今こそわれわれ若い世代が立ち上がるべきだ。私たちは大票田。ミレニアル世代・Z世代は間違いなく票の過半数を占めている。
──リバタリアンはアメリカの司法制度に懸念を抱いている。トランプは司法制度の犠牲者だと思うか。
最初に言っておくが、自分が支持する大統領候補が出廷するときだけ司法制度を気にするのはおかしい。常に無数の人々が司法制度の影響を受けているのに。
司法制度の影響を最も受けないのは自分を弁護する術のある人々だ。
司法制度の乱用に苦しんでいるのはトランプのような人々ではない。一流弁護士や弁護団を雇う余裕がなく、公選弁護人がつくような人々、不当な麻薬戦争の犠牲者だ。そうした状況が貧困の悪循環を生んでいる。トランプが刑務所行きになるとは思えない。恐らく執行猶予で済むだろう。
一方、身を守る術のない人間、無名の人間、統計学的に言えば非白人の場合は、もっと厳しい判決が下る可能性がある。
──あなたは麻薬問題と刑事司法制度の関連性に触れた。麻薬犯罪に国はどう対処すべきか。
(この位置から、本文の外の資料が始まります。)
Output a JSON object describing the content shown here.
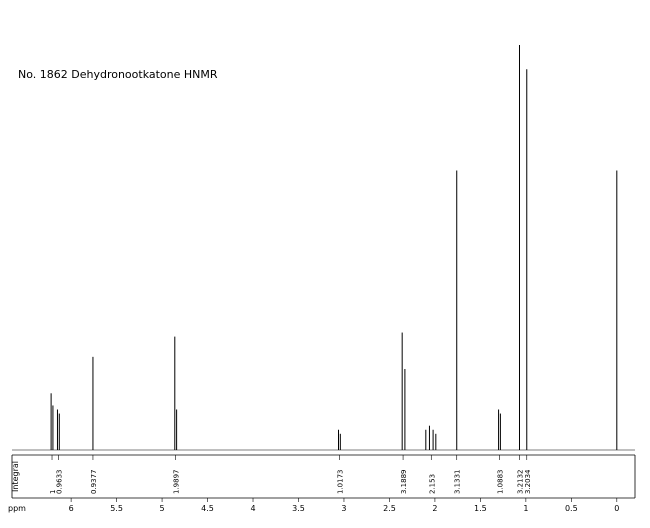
{
  "chart_data": {
    "type": "spectrum",
    "title": "No. 1862 Dehydronootkatone HNMR",
    "x_label": "ppm",
    "integral_label": "Integral",
    "xlim": [
      6.65,
      -0.2
    ],
    "xticks": [
      6.0,
      5.5,
      5.0,
      4.5,
      4.0,
      3.5,
      3.0,
      2.5,
      2.0,
      1.5,
      1.0,
      0.5,
      0.0
    ],
    "ylim": [
      0,
      100
    ],
    "color": "#000000",
    "x": [
      6.22,
      6.2,
      6.15,
      6.13,
      5.76,
      4.86,
      4.84,
      3.06,
      3.04,
      2.36,
      2.33,
      2.1,
      2.06,
      2.02,
      1.99,
      1.76,
      1.3,
      1.28,
      1.07,
      0.99,
      0.0
    ],
    "values": [
      14,
      11,
      10,
      9,
      23,
      28,
      10,
      5,
      4,
      29,
      20,
      5,
      6,
      5,
      4,
      69,
      10,
      9,
      100,
      94,
      69
    ],
    "integrals": {
      "x": [
        6.21,
        6.14,
        5.76,
        4.85,
        3.05,
        2.35,
        2.04,
        1.76,
        1.29,
        1.07,
        0.99
      ],
      "values": [
        1.0,
        0.9633,
        0.9377,
        1.9897,
        1.0173,
        3.1889,
        2.153,
        3.1331,
        1.0883,
        3.2132,
        3.2034
      ]
    }
  }
}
まず全ての薬物の完全合法化を模索する必要がある。依存症は病気だから、刑務所に送って済む問題ではない。麻薬戦争自体が闇市場を生み、麻薬カルテルが金儲けのために暴力沙汰を起こす。合法化すればそうしたトラブルは確実に減るはずだ。
リバタリアンの大統領が誕生したあかつきには、成人が望む薬物を合法的に摂取できる道を早急に模索することになるだろう。